He sank on to a bench, just as he was, in his cap, his fur coat, and his felt overboots; his fellow-traveler, the examining magistrate, sat down opposite.
"These hysterical, neurasthenic people are great egoists," the doctor went on hotly. "If a neurasthenic sleeps in the same room with you, he rustles his newspaper; when he dines with you, he gets up a scene with his wife without troubling about your presence; and when he feels inclined to shoot himself, he shoots himself in a village in a Zemstvo hut, so as to give the maximum of trouble to everybody. These gentlemen in every circumstance of life think of no one but themselves! That's why the elderly so dislike our 'nervous age.'"
"The elderly dislike so many things," said the examining magistrate, yawning. "You should point out to the elder generation what the difference is between the suicides of the past and the suicides of to-day. In the old days the so-called gentleman shot himself because he had made away with Government money, but nowadays it is because he is sick of life, depressed. . . . Which is better?"
"Sick of life, depressed; but you must admit that he might have shot himself somewhere else."
"Such trouble!" said the constable, "such trouble! It's a real affliction. The people are very much upset, your honor; they haven't slept these three nights. The children are crying. The cows ought to be milked, but the women won't go to the stall -- they are afraid . . . for fear the gentleman should appear to them in the darkness. Of course they are silly women, but some of the men are frightened too. As soon as it is dark they won't go by the hut one by one, but only in a flock together. And the witnesses too. . . ."
Dr. Startchenko, a middle-aged man in spectacles with a dark beard, and the examining magistrate Lyzhin, a fair man, still young, who had only taken his degree two years before and looked more like a student than an official, sat in silence, musing. They were vexed that they were late. Now they had to wait till morning, and to stay here for the night, though it was not yet six o'clock; and they had before them a long evening, a dark night, boredom, uncomfortable beds, beetles, and cold in the morning; and listening to the blizzard that howled in the chimney and in the loft, they both thought how unlike all this was the life which they would have chosen for themselves and of which they had once dreamed, and how far away they both were from their contemporaries, who were at that moment walking about the lighted streets in town without noticing the weather, or were getting ready for the theatre, or sitting in their studies over a book. Oh, how much they would have given now only to stroll along the Nevsky Prospect, or along Petrovka in Moscow, to listen to decent singing, to sit for an hour or so in a restaurant!
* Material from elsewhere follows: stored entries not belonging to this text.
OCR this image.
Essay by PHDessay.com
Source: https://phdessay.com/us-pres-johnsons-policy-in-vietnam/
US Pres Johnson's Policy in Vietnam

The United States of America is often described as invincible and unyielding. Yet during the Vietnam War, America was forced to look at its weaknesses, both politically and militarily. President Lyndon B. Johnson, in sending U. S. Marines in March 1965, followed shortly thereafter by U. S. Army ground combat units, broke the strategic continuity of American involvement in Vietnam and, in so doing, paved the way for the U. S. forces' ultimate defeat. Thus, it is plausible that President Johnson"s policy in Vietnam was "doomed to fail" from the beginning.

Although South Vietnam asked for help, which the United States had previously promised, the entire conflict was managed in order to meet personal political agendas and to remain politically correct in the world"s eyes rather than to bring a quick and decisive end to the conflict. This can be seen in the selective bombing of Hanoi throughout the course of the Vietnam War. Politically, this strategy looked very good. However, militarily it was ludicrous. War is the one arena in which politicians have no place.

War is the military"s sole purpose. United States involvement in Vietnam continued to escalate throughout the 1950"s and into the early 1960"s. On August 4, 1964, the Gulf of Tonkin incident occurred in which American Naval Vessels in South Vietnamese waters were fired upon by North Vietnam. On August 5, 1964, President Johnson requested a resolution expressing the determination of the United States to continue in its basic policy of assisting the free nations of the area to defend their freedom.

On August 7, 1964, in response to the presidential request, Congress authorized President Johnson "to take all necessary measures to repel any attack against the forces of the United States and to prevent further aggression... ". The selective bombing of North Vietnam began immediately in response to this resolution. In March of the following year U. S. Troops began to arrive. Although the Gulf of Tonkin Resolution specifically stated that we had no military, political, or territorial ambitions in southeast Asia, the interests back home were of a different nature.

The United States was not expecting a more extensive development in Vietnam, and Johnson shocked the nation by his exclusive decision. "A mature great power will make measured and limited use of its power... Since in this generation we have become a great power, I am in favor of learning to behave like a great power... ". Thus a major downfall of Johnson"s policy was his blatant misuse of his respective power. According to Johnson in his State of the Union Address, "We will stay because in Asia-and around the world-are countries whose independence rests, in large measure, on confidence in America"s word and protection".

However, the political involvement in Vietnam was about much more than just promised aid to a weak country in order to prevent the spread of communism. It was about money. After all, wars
"Oo-oo-oo-oo!" sang the storm in the loft, and something outside slammed viciously, probably the signboard on the hut. "Oo-oo-oo-oo!"
"You can do as you please, but I have no desire to stay here," said Startchenko, getting up. "It's not six yet, it's too early to go to bed; I am off. Von Taunitz lives not far from here, only a couple of miles from Syrnya. I shall go to see him and spend the evening there. Constable, run and tell my coachman not to take the horses out. And what are you going to do?" he asked Lyzhin.
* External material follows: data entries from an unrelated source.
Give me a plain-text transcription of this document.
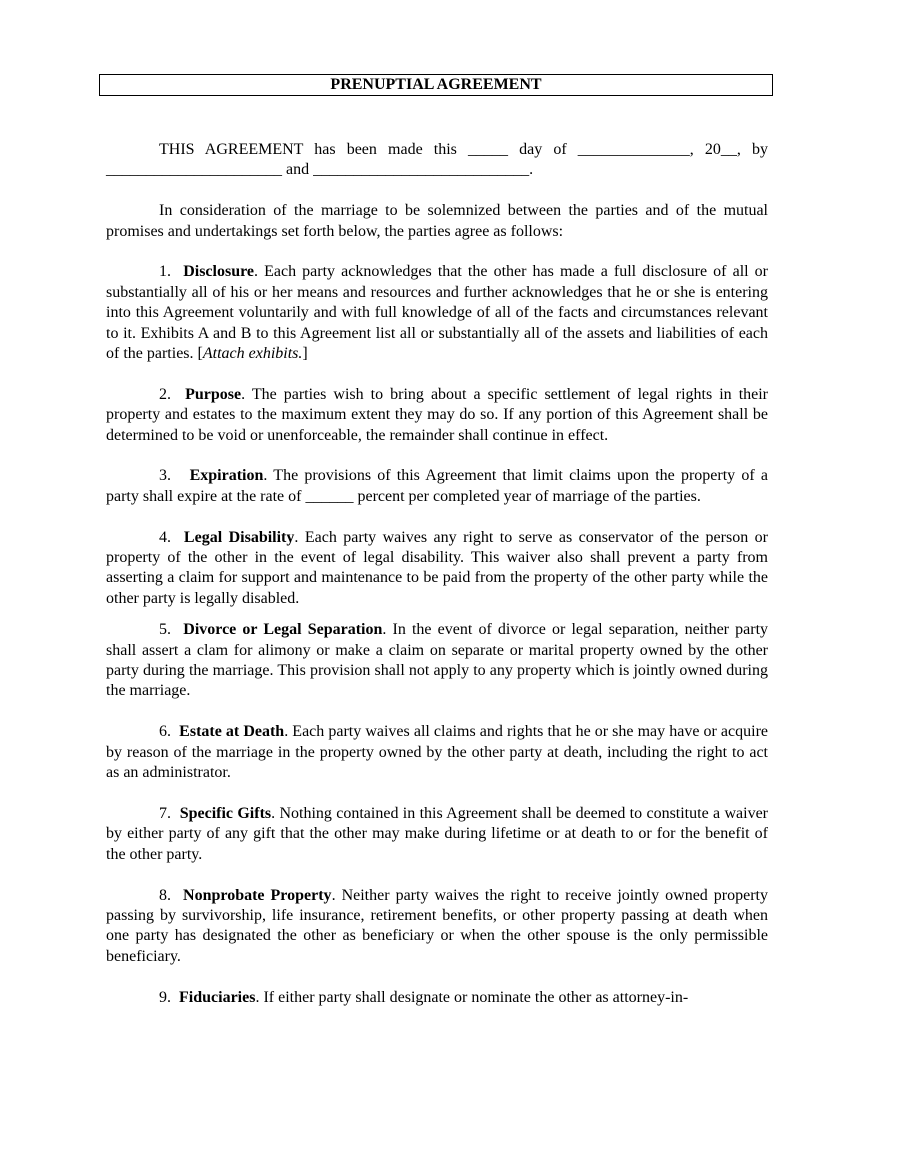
PRENUPTIAL AGREEMENT

THIS AGREEMENT has been made this _____ day of ______________, 20__, by ______________________ and ___________________________.

In consideration of the marriage to be solemnized between the parties and of the mutual promises and undertakings set forth below, the parties agree as follows:

1. Disclosure. Each party acknowledges that the other has made a full disclosure of all or substantially all of his or her means and resources and further acknowledges that he or she is entering into this Agreement voluntarily and with full knowledge of all of the facts and circumstances relevant to it. Exhibits A and B to this Agreement list all or substantially all of the assets and liabilities of each of the parties. [Attach exhibits.]

2. Purpose. The parties wish to bring about a specific settlement of legal rights in their property and estates to the maximum extent they may do so. If any portion of this Agreement shall be determined to be void or unenforceable, the remainder shall continue in effect.

3. Expiration. The provisions of this Agreement that limit claims upon the property of a party shall expire at the rate of ______ percent per completed year of marriage of the parties.

4. Legal Disability. Each party waives any right to serve as conservator of the person or property of the other in the event of legal disability. This waiver also shall prevent a party from asserting a claim for support and maintenance to be paid from the property of the other party while the other party is legally disabled.

5. Divorce or Legal Separation. In the event of divorce or legal separation, neither party shall assert a clam for alimony or make a claim on separate or marital property owned by the other party during the marriage. This provision shall not apply to any property which is jointly owned during the marriage.

6. Estate at Death. Each party waives all claims and rights that he or she may have or acquire by reason of the marriage in the property owned by the other party at death, including the right to act as an administrator.

7. Specific Gifts. Nothing contained in this Agreement shall be deemed to constitute a waiver by either party of any gift that the other may make during lifetime or at death to or for the benefit of the other party.

8. Nonprobate Property. Neither party waives the right to receive jointly owned property passing by survivorship, life insurance, retirement benefits, or other property passing at death when one party has designated the other as beneficiary or when the other spouse is the only permissible beneficiary.

9. Fiduciaries. If either party shall designate or nominate the other as attorney-in-
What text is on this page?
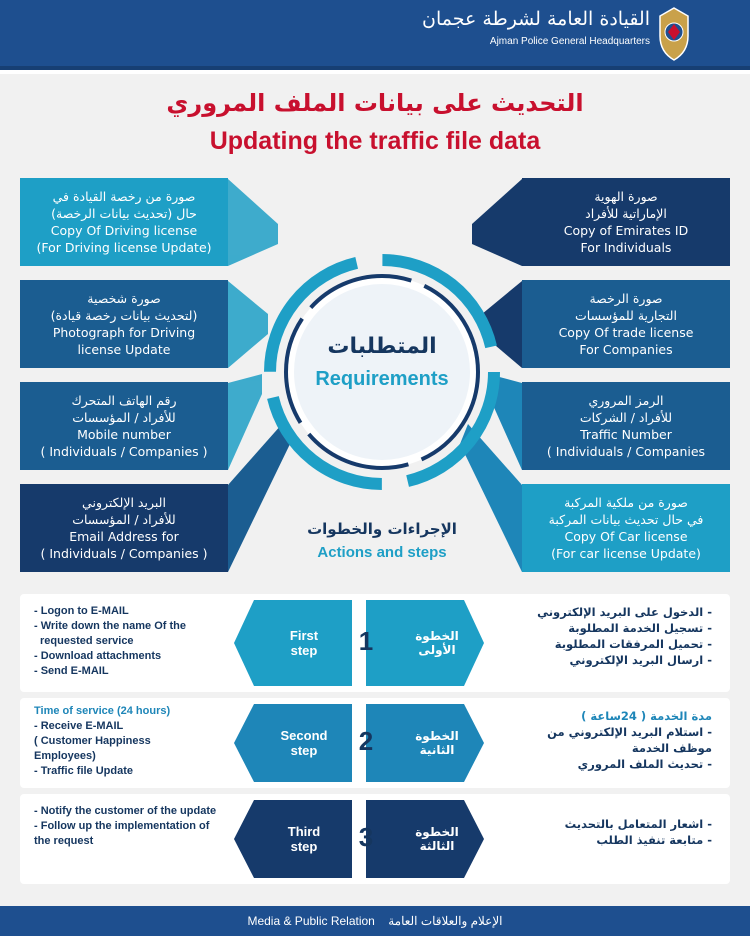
القيادة العامة لشرطة عجمان
Ajman Police General Headquarters
التحديث على بيانات الملف المروري
Updating the traffic file data
صورة من رخصة القيادة في
حال (تحديث بيانات الرخصة)
Copy Of Driving license
(For Driving license Update)
صورة شخصية
(لتحديث بيانات رخصة قيادة)
Photograph for Driving
license Update
رقم الهاتف المتحرك
للأفراد / المؤسسات
Mobile number
( Individuals / Companies )
البريد الإلكتروني
للأفراد / المؤسسات
Email Address for
( Individuals / Companies )
صورة الهوية
الإماراتية للأفراد
Copy of Emirates ID
For Individuals
صورة الرخصة
التجارية للمؤسسات
Copy Of trade license
For Companies
الرمز المروري
للأفراد / الشركات
Traffic Number
( Individuals / Companies
صورة من ملكية المركبة
في حال تحديث بيانات المركبة
Copy Of Car license
(For car license Update)
المتطلبات
Requirements
الإجراءات والخطوات
Actions and steps
- Logon to E-MAIL
- Write down the name Of the
requested service
- Download attachments
- Send E-MAIL
First
step 1	الخطوة
الأولى
- الدخول على البريد الإلكتروني
- تسجيل الخدمة المطلوبة
- تحميل المرفقات المطلوبة
- ارسال البريد الإلكتروني
Time of service (24 hours)
- Receive E-MAIL
( Customer Happiness
Employees)
- Traffic file Update
Second
step 2	الخطوة
الثانية
مدة الخدمة ( 24ساعة )
- استلام البريد الإلكتروني من
موظف الخدمة
- تحديث الملف المروري
- Notify the customer of the update
- Follow up the implementation of
the request
Third
step 3	الخطوة
الثالثة
- اشعار المتعامل بالتحديث
- متابعة تنفيذ الطلب
Media & Public Relation الإعلام والعلاقات العامة
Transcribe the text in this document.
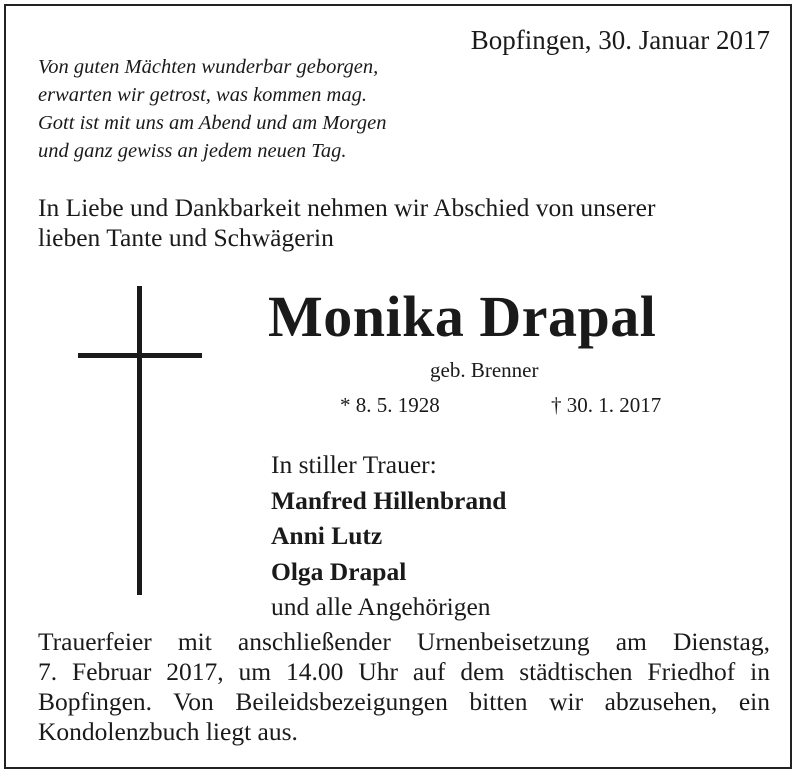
Bopfingen, 30. Januar 2017
Von guten Mächten wunderbar geborgen,
erwarten wir getrost, was kommen mag.
Gott ist mit uns am Abend und am Morgen
und ganz gewiss an jedem neuen Tag.
In Liebe und Dankbarkeit nehmen wir Abschied von unserer
lieben Tante und Schwägerin
Monika Drapal
geb. Brenner
* 8. 5. 1928	† 30. 1. 2017
In stiller Trauer:
Manfred Hillenbrand
Anni Lutz
Olga Drapal
und alle Angehörigen
Trauerfeier mit anschließender Urnenbeisetzung am Dienstag,
7. Februar 2017, um 14.00 Uhr auf dem städtischen Friedhof in
Bopfingen. Von Beileidsbezeigungen bitten wir abzusehen, ein
Kondolenzbuch liegt aus.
"I don't know; I expect I shall go to sleep."
The doctor wrapped himself in his fur coat and went out. Lyzhin could hear him talking to the coachman and the bells beginning to quiver on the frozen horses. He drove off.
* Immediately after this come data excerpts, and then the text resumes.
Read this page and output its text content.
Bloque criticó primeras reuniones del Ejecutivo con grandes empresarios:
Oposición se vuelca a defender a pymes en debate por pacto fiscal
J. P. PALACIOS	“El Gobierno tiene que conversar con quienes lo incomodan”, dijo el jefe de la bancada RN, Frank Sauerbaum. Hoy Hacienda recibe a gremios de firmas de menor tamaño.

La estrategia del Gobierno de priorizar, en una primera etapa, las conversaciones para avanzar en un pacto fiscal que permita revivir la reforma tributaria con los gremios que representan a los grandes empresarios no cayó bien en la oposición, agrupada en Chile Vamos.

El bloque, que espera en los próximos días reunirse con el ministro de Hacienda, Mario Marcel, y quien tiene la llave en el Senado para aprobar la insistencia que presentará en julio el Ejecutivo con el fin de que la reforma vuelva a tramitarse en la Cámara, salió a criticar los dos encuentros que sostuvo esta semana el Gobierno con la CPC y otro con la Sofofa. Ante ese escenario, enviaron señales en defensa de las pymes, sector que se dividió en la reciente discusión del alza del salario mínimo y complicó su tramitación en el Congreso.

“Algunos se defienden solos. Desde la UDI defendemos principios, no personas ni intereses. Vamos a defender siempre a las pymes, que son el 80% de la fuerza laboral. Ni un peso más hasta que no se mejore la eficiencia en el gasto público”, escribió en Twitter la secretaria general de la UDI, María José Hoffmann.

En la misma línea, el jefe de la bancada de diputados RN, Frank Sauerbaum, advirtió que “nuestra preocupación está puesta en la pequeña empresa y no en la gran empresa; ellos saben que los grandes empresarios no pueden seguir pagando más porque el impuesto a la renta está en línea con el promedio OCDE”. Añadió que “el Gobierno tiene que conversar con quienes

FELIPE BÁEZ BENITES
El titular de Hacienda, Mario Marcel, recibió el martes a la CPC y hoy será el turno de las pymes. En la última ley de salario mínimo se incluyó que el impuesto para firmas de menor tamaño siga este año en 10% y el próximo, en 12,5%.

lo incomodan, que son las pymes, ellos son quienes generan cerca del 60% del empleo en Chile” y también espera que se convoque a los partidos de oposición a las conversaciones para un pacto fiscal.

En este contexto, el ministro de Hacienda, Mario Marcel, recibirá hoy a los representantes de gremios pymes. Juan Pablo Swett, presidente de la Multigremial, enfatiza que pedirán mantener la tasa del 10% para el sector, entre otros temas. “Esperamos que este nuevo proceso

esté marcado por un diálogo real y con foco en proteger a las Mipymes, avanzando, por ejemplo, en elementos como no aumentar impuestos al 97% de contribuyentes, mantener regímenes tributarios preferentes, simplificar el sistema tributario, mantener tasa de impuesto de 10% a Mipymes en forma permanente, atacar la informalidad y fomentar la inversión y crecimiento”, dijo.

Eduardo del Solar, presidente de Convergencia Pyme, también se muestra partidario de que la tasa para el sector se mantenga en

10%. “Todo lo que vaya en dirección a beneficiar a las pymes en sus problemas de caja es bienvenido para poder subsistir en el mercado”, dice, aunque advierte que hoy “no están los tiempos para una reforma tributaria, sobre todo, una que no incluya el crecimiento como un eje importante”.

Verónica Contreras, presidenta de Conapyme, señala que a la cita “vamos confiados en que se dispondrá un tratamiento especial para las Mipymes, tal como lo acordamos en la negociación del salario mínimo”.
"It is not nice for you, sir, to spend the night in here," said the constable; "come into the other room. It's dirty, but for one night it won't matter. I'll get a samovar from a peasant and heat it directly. I'll heap up some hay for you, and then you go to sleep, and God bless you, your honor."
A little later the examining magistrate was sitting in the kitchen drinking tea, while Loshadin, the constable, was standing at the door talking. He was an old man about sixty, short and very thin, bent and white, with a na´ve smile on his face and watery eyes, and he kept smacking with his lips as though he were sucking a sweetmeat. He was wearing a short sheepskin coat and high felt boots, and held his stick in his hands all the time. The youth of the examining magistrate aroused his compassion, and that was probably why he addressed him familiarly.
"The elder gave orders that he was to be informed when the police superintendent or the examining magistrate came," he said, "so I suppose I must go now. . . . It's nearly three miles to the volost, and the storm, the snowdrifts, are something terrible -- maybe one won't get there before midnight. Ough! how the wind roars!"
"I don't need the elder," said Lyzhin. "There is nothing for him to do here."
He looked at the old man with curiosity, and asked:
"Tell me, grandfather, how many years have you been constable? "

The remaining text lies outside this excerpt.